Le soleil! La plage! La famille! San Pellegrino!
Ah que la vie, ici, pourrait ressembler à une sublime publicité pour une eau gazeuse.
Mais non, mais non….Au lieu d’avoir juste chaud, on étouffe. On cherche encore sa plage (vous allez où à la plage à Alger? ), on voit trop peu sa grande famille, et l’eau gazeuse, nous les arabes, on aime pas ça.
Je raconte tout ça parce qu’avec le mariage du frère, la famille elle vient. On se retrouve à l’ombre des parasols, on mange beaucoup, on dit qu’on mange trop. Ensuite on va acheter des gâteaux.
Avec mes cousines, avant, quand on se retrouvait pour l’été, on criait comme des tarées. On criait la joie et l’excitation qui venait.
Maintenant on hurle moins ( quoique…) mais on en pense pas moins. On se raconte nos histoires de young adults, et moi dans ma tête, j’en reviens toujours pas qu’on ait grandi. J’arrête pas de penser à y a plus de dix ans, quand notre seul but dans la vie était d’échapper à nos mamans, d’aller faire la fête toute la nuit au bord d’une piscine, et de tomber follement amoureuse d’un mec de 23 ans.
Bon, on tombait amoureuse tous les quinze jours, mais c’était rarement réciproque.
Pas grand chose n’a changé depuis, à part que maintenant nos mères veulent nous caser, que le garçon n’est plus cet horrible tabou, mais que nous, ça nous ennuie un peu.

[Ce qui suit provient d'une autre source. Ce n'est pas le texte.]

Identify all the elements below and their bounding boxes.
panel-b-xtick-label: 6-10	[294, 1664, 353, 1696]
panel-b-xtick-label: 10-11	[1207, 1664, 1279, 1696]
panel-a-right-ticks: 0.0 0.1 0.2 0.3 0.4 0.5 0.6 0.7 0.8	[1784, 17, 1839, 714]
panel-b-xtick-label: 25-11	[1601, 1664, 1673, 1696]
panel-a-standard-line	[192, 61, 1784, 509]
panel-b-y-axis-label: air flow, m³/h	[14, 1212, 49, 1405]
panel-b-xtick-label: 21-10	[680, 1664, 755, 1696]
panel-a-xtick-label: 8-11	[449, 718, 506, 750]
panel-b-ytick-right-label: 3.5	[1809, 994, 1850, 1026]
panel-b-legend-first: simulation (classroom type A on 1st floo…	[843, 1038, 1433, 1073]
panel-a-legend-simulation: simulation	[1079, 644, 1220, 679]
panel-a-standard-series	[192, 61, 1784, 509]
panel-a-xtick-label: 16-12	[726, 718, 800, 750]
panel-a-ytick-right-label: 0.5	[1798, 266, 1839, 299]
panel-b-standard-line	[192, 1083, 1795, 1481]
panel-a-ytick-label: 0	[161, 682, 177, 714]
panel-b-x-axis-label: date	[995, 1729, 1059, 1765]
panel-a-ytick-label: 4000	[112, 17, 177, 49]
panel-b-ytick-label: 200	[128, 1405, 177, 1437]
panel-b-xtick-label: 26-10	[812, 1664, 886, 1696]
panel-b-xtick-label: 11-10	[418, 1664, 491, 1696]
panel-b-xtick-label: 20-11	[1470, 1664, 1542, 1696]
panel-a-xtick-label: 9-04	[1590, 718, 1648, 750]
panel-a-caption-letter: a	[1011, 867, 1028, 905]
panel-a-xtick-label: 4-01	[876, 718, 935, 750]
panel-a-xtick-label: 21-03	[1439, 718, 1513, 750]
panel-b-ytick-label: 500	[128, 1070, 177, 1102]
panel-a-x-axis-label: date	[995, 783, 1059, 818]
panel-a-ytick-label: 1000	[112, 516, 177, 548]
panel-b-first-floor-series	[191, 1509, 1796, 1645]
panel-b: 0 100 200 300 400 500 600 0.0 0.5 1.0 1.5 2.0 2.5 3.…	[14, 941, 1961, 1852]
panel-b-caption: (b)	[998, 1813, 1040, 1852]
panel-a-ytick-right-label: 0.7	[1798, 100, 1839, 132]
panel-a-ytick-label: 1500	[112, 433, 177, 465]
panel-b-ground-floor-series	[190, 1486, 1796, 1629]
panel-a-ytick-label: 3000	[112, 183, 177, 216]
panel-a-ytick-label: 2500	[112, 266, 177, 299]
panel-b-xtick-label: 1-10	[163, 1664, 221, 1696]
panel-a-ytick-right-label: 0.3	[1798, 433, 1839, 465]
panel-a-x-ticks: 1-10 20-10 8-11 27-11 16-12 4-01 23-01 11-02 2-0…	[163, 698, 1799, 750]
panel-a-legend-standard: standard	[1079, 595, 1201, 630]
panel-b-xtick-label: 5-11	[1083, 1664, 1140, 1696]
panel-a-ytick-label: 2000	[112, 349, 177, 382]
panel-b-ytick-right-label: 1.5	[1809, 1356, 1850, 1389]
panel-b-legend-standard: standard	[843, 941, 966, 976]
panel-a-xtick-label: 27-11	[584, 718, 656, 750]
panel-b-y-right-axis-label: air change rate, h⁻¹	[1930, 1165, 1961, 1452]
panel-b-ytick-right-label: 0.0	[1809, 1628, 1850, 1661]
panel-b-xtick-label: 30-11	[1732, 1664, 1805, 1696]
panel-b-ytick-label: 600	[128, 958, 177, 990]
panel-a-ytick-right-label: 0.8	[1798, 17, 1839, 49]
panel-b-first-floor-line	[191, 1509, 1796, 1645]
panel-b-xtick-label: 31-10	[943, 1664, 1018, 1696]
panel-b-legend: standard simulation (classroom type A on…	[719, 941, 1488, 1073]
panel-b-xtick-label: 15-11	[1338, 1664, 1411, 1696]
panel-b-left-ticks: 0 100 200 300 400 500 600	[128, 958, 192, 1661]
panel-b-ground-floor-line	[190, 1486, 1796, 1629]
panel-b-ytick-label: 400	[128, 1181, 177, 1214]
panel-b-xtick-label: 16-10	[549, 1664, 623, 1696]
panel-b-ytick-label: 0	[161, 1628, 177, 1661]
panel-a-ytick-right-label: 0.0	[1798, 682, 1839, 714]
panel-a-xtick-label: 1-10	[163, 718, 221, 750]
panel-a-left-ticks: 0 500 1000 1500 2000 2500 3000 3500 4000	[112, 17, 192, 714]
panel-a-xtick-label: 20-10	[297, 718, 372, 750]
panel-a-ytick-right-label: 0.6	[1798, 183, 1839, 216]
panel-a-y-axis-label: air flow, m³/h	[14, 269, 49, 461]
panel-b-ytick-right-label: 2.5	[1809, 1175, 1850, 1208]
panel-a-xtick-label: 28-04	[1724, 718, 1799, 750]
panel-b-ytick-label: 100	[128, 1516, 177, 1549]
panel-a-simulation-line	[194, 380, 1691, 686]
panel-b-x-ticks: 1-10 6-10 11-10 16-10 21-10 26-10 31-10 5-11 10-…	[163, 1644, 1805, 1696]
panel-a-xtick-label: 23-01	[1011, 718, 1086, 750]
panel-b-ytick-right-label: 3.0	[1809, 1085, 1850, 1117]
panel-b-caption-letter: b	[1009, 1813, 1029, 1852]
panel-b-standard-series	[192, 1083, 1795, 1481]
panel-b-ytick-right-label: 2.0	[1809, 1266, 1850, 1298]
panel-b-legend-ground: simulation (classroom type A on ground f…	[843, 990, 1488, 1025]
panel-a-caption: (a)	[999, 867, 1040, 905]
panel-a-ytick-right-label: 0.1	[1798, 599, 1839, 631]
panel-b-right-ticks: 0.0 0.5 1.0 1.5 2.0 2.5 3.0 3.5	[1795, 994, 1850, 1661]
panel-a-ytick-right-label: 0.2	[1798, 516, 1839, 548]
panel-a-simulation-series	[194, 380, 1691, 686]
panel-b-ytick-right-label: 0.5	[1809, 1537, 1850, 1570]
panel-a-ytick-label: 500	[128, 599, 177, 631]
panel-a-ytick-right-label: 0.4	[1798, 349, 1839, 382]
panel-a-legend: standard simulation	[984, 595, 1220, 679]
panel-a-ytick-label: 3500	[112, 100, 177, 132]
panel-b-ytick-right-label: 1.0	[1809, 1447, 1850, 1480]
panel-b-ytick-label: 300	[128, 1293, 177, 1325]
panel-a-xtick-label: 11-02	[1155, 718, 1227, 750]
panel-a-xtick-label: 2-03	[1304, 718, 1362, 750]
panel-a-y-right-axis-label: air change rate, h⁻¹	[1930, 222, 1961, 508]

On n’a plus envie de mettre des somnifères dans le café de nos parents aussi. Ni de décoller le parasol du sable et de courir après, juste pour se faire remarquer ( ouais, à 14 ans, faut ce qu’il faut…)
Les sujets de conversation n’ont pas beaucoup évolué, les visages un peu. Les rires ressemblent toujours à une poulaillerie.
Le soir, en se quittant, on a du mal. On se dit cinq fois au revoir, on reste deux heures de plus, on se retape la bise.
Quand on était petites, on faisait semblant de dormir pour que les parents ne nous séparent pas. Ca marchait souvent.
Ca a marché hier.
Mais au lieu de nous laisser discutailler dans le noir, ma mère nous a mis à contribution dans l’atelier dragée (le travail à la chaîne du remplissage de dragées). La maison ressemble d’ailleurs à une dragée géante, à un fleuriste qui perd ses bouquets, et si on fait pas gaffe en marchant, on se prend facilement un mekroud dans les pieds.
Mais on se sort de tout ça, on tourne partout, on cherche à bronzer la nuit, on cherche les crèmes du miracle.
On se demande aussi chez quel coiffeur/maquilleur aller se faire belle le jour j. Il faut quelqu’un qu’aura la brillance de pas nous mettre de faux cheveux ou de faux cils. Quelqu’un qui ne dénature pas, qui ne nous vieillisse pas trop. Qu’on ait la fraîcheur des jours de grande plage. (Vous en connaissez des coiffeurs qui font cet effet-là ?)
Ma grand-mère mièle les gâteaux et nos tournages en rond la gênent. Elle nous dit de fermer nos gueules, de repasser le karakou bleu sans l’abîmer, de penser à mettre un peu de vodka dans un thermos. Qu’il manquerait plus qu’elle soit complètement sobre ce jour-là; et que si on est trop guindées justement , elle nous en donnera peut-être un peu pour nous décoincer.
Mais sans que vos abrutis de pères ne s’en rendent comptent.
Elle a 18 ans ma grand-mère, elle a figé sa jeunesse quand les gens trop proches sont morts. Et qu’en guise de tristesse qui ne mûrit pas, elle porte les corps comme s’ils n’étaient pas partis. C’est plusieurs personnes à la fois, c’est la vie qui pétille, qui se guinde parfois mais qui, au fond, se moque de tout. Et à la voir, on se dit qu’on aura beau grandir, on aura toujours sa jeune jeunesse dans les tripes.